Os talentos dos leões


Ontem foi dia de futebol a toda a escala, mas Benfica e Sporting apresentaram a nível oficial as suas equipas B em dois jogos distintos, mas que permitiram para tirar as ilações que teoricamente já se esperavam.

- Vendo o Oliveirense-Sporting, há que realçar a inteligência demonstrada pelos caseiros pela forma como entregaram o jogo ao Sporting. Não seria possível manter o ritmo e a capacidade de mobilidade que os jovens leões demonstraram na 1ª parte, durante os 90 minutos. Foram inteligentes os nortenhos, que acabaram por ganhar 1-0.

- O Sporting revelou qualidade, mais do que o seu rival da 2ª circular, por esta altura. Assente num 4-3-3 com algumas variantes, conforme os momentos de jogo, está a basear o seu jogo naquilo que é os anos de formação que todos estes atletas têm: respeitam os princípios da largura e profundidade, posse e circulação, mobilidade, bloco médio de pressão. Falta experiência e alguma maturidade, mas esta equipa do Sporting tem coisas positivas para dar. Imagino este grupo com Ié e Cá, que entretanto saíram para o Barça.

- Bruma à cabeça. Parece que o aparecimento no futebol senior o catapultou para outra dimensão. Tem de ganhar outro sentido de objectividade, mas a velocidade e aceleração com e sem bola, os pormenores técnicos, a forma irreverente como aborda os adversários, como chama a si o poder do jogo, vai fazer dele um caso sério desta divisão.

- Filipe Chaby. Que pé esquerdo! Assim comece a entrar nas rotinas e dimensão do futebol de adultos, tem tudo para chegar onde quiser. Capacidade técnica muito acima da média, bola sempre colada ao pé, decisões simples e tremendamente eficazes. Muita atenção.

- João Mário. Já se sabia que iria chegar e vencer, pelo simples facto de ser um jogador com uma maturidade no seu jogo muito desenvolvida, desde sempre. O pêndulo de todo o jogo ofensivo, a referência da 1ª fase de construção. Qualidade de passe e visão de jogo fora do normal.

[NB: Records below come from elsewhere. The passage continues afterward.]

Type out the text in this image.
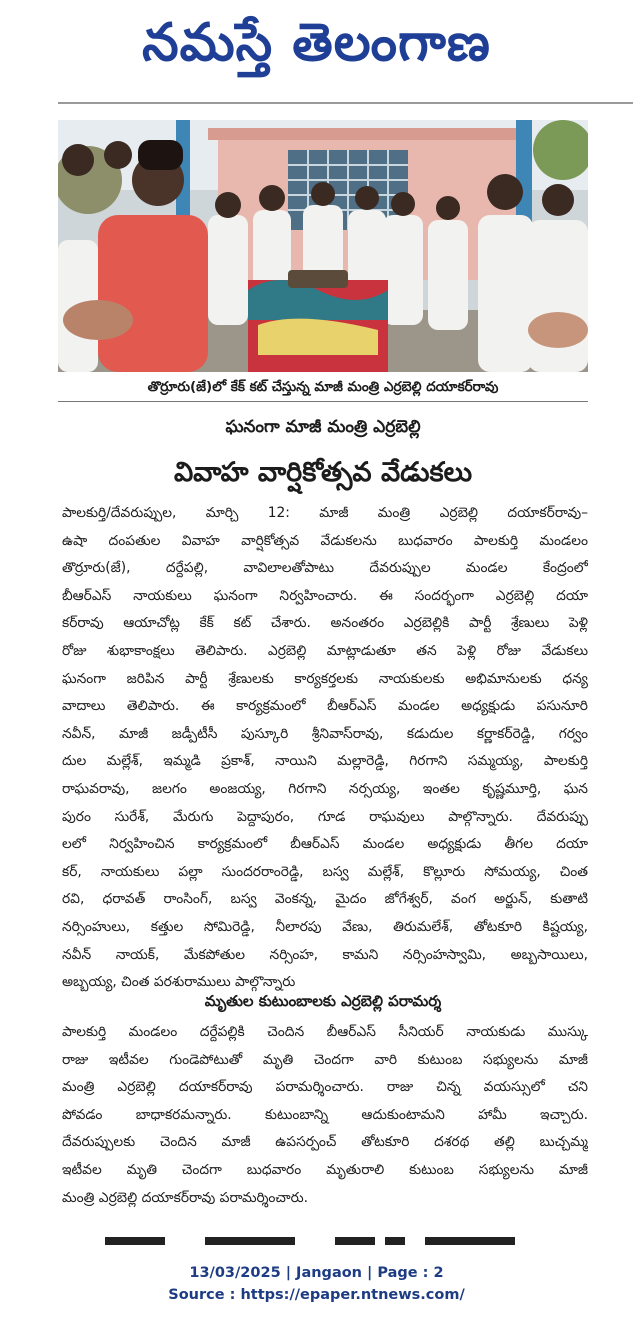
నమస్తే తెలంగాణ
తొర్రూరు(జే)లో కేక్ కట్ చేస్తున్న మాజీ మంత్రి ఎర్రబెల్లి దయాకర్‌రావు
ఘనంగా మాజీ మంత్రి ఎర్రబెల్లి
వివాహ వార్షికోత్సవ వేడుకలు
పాలకుర్తి/దేవరుప్పుల, మార్చి 12: మాజీ మంత్రి ఎర్రబెల్లి దయాకర్‌రావు–
ఉషా దంపతుల వివాహ వార్షికోత్సవ వేడుకలను బుధవారం పాలకుర్తి మండలం
తొర్రూరు(జే), దర్దేపల్లి, వావిలాలతోపాటు దేవరుప్పుల మండల కేంద్రంలో
బీఆర్‌ఎస్ నాయకులు ఘనంగా నిర్వహించారు. ఈ సందర్భంగా ఎర్రబెల్లి దయా
కర్‌రావు ఆయాచోట్ల కేక్ కట్ చేశారు. అనంతరం ఎర్రబెల్లికి పార్టీ శ్రేణులు పెళ్లి
రోజు శుభాకాంక్షలు తెలిపారు. ఎర్రబెల్లి మాట్లాడుతూ తన పెళ్లి రోజు వేడుకలు
ఘనంగా జరిపిన పార్టీ శ్రేణులకు కార్యకర్తలకు నాయకులకు అభిమానులకు ధన్య
వాదాలు తెలిపారు. ఈ కార్యక్రమంలో బీఆర్‌ఎస్ మండల అధ్యక్షుడు పసునూరి
నవీన్, మాజీ జడ్పీటీసీ పుస్కూరి శ్రీనివాస్‌రావు, కడుదుల కర్ణాకర్‌రెడ్డి, గర్వం
దుల మల్లేశ్, ఇమ్మడి ప్రకాశ్, నాయిని మల్లారెడ్డి, గిరగాని సమ్మయ్య, పాలకుర్తి
రాఘవరావు, జలగం అంజయ్య, గిరగాని నర్సయ్య, ఇంతల కృష్ణమూర్తి, ఘన
పురం సురేశ్, మేరుగు పెద్దాపురం, గూడ రాఘవులు పాల్గొన్నారు. దేవరుప్పు
లలో నిర్వహించిన కార్యక్రమంలో బీఆర్‌ఎస్ మండల అధ్యక్షుడు తీగల దయా
కర్, నాయకులు పల్లా సుందరరాంరెడ్డి, బస్వ మల్లేశ్, కొల్లూరు సోమయ్య, చింత
రవి, ధరావత్ రాంసింగ్, బస్వ వెంకన్న, మైదం జోగేశ్వర్, వంగ అర్జున్, కుతాటి
నర్సింహులు, కత్తుల సోమిరెడ్డి, నీలారపు వేణు, తిరుమలేశ్, తోటకూరి కిష్టయ్య,
నవీన్ నాయక్, మేకపోతుల నర్సింహ, కామని నర్సింహస్వామి, అబ్బసాయిలు,
అబ్బయ్య, చింత పరశురాములు పాల్గొన్నారు
మృతుల కుటుంబాలకు ఎర్రబెల్లి పరామర్శ
పాలకుర్తి మండలం దర్దేపల్లికి చెందిన బీఆర్‌ఎస్ సీనియర్ నాయకుడు ముస్కు
రాజు ఇటీవల గుండెపోటుతో మృతి చెందగా వారి కుటుంబ సభ్యులను మాజీ
మంత్రి ఎర్రబెల్లి దయాకర్‌రావు పరామర్శించారు. రాజు చిన్న వయస్సులో చని
పోవడం బాధాకరమన్నారు. కుటుంబాన్ని ఆదుకుంటామని హామీ ఇచ్చారు.
దేవరుప్పులకు చెందిన మాజీ ఉపసర్పంచ్ తోటకూరి దశరథ తల్లి బుచ్చమ్మ
ఇటీవల మృతి చెందగా బుధవారం మృతురాలి కుటుంబ సభ్యులను మాజీ
మంత్రి ఎర్రబెల్లి దయాకర్‌రావు పరామర్శించారు.
13/03/2025 | Jangaon | Page : 2
Source : https://epaper.ntnews.com/
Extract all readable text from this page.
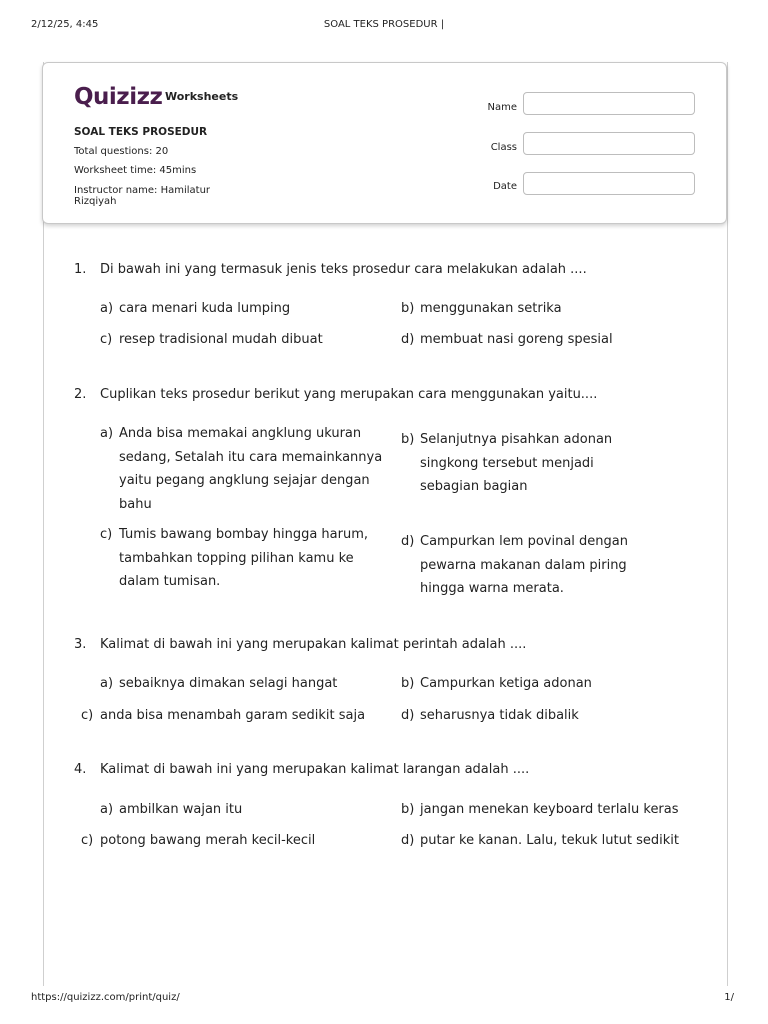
2/12/25, 4:45	SOAL TEKS PROSEDUR |
Quizizz Worksheets
SOAL TEKS PROSEDUR
Total questions: 20
Worksheet time: 45mins
Instructor name: Hamilatur Rizqiyah
Name
Class
Date
1. Di bawah ini yang termasuk jenis teks prosedur cara melakukan adalah ....
a) cara menari kuda lumping	b) menggunakan setrika
c) resep tradisional mudah dibuat	d) membuat nasi goreng spesial
2. Cuplikan teks prosedur berikut yang merupakan cara menggunakan yaitu....
a) Anda bisa memakai angklung ukuran sedang, Setalah itu cara memainkannya yaitu pegang angklung sejajar dengan bahu
b) Selanjutnya pisahkan adonan singkong tersebut menjadi sebagian bagian
c) Tumis bawang bombay hingga harum, tambahkan topping pilihan kamu ke dalam tumisan.
d) Campurkan lem povinal dengan pewarna makanan dalam piring hingga warna merata.
3. Kalimat di bawah ini yang merupakan kalimat perintah adalah ....
a) sebaiknya dimakan selagi hangat	b) Campurkan ketiga adonan
c) anda bisa menambah garam sedikit saja	d) seharusnya tidak dibalik
4. Kalimat di bawah ini yang merupakan kalimat larangan adalah ....
a) ambilkan wajan itu	b) jangan menekan keyboard terlalu keras
c) potong bawang merah kecil-kecil	d) putar ke kanan. Lalu, tekuk lutut sedikit
https://quizizz.com/print/quiz/	1/
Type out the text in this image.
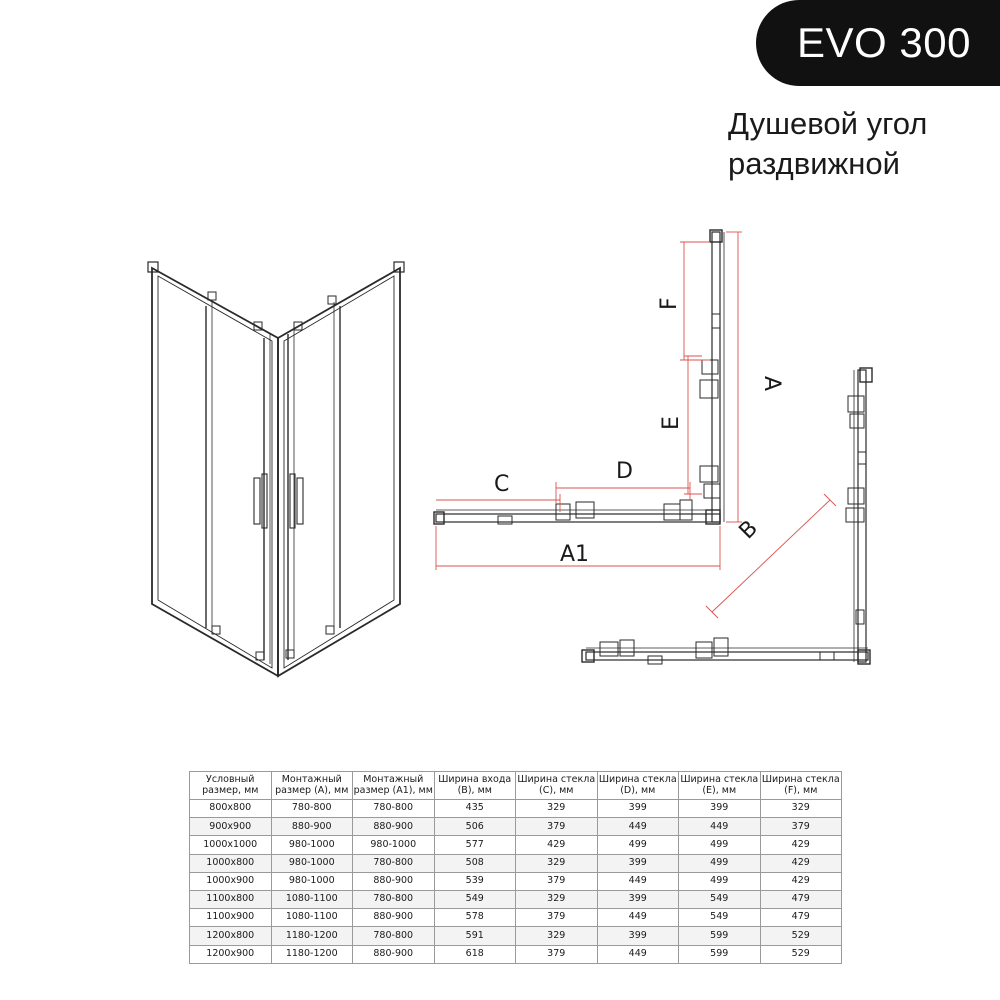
EVO 300
Душевой угол
раздвижной
A1
C
D
A
F
E
B
Условный размер, мм	Монтажный размер (А), мм	Монтажный размер (А1), мм	Ширина входа (В), мм	Ширина стекла (С), мм	Ширина стекла (D), мм	Ширина стекла (E), мм	Ширина стекла (F), мм
800x800	780-800	780-800	435	329	399	399	329
900x900	880-900	880-900	506	379	449	449	379
1000x1000	980-1000	980-1000	577	429	499	499	429
1000x800	980-1000	780-800	508	329	399	499	429
1000x900	980-1000	880-900	539	379	449	499	429
1100x800	1080-1100	780-800	549	329	399	549	479
1100x900	1080-1100	880-900	578	379	449	549	479
1200x800	1180-1200	780-800	591	329	399	599	529
1200x900	1180-1200	880-900	618	379	449	599	529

- Do outro lado esteve Avto. Principal desequilibrador da zona de decisão dos homens de João de Deus, que já tinha avisado para este talento. Dinâmica e intensidade, repentismo, drible e segurança nas suas acções. Vamos continuar a acompanhar.

sábado, 11 de agosto de 2012

Melga e Ola John: Tomada decisão x execução


Dois dos casos mais bicudos desta pré-época do Benfica chamam-se Melgarejo e Ola John. Se a adaptação a lateral do paraguaio parece-me bastante inteligente da parte do treinador, assim ele aprenda os aspectos tácticos e as missões defensivas que terá de executar dentro deste modelo do Benfica, não deixa de ser evidente algumas lacunas que ainda apresenta no seu jogo.

Partindo desta dimensão da tomada de decisão, é bom ver que Melgarejo toma quase sempre a opção mais correcta. É inteligente na abordagem aos lances e sempre que é chamado a decidir. Pensa rápido e toma a decisão, normalmente, mais simples, mas sempre a mais eficaz. Contudo, demora a ganhar consistência nas suas execuções. Em transição ofensiva, ou mesmo em situações de organização, sem grande densidade do adversário em pressão, erra em passe, sobretudo curto. Muitas vezes por dificuldade de comunicação ou de interpretação semelhante com os colegas. Mas não deixa de ser algo duvidoso, nesta altura, ver Melgarejo ter dificuldade a executar quase tudo o que é lance com bola no pé. Vai a tempo de melhorar, e muito.

Ola John, na mesma dimensão, é o oposto. Jogador que denota margem de progressão elevada, rendimento ainda curto, mas muito para dar. Contudo, há alguns factores que condicionam a tomada de decisão, nomeadamente a confiança. Ola John parece pouco confiante, pouco irreverente, pouco decidido. Isso reflecte-se no seu jogo, e de que maneira.

Raras são as vezes que aborda o adversário no um contra um. Quando o faz, fruto de boa progressão com bola, executa bem, mas poucas vezes toma a decisão mais correcta. Ou deriva para dentro quando deveria manter a largura. Ou faz passes a pedir movimentos de ruptura em profundidade para Cardozo, o que mostra desconhecimento absoluto do modelo de jogo e características dos colegas. Ou temporiza quando deve acelerar, chegando coberturas e perdendo a bola.

Dois produtos em bruto, para Jesus trabalhar, com enorme margem, mas que o rendimento actual está muito condicionado.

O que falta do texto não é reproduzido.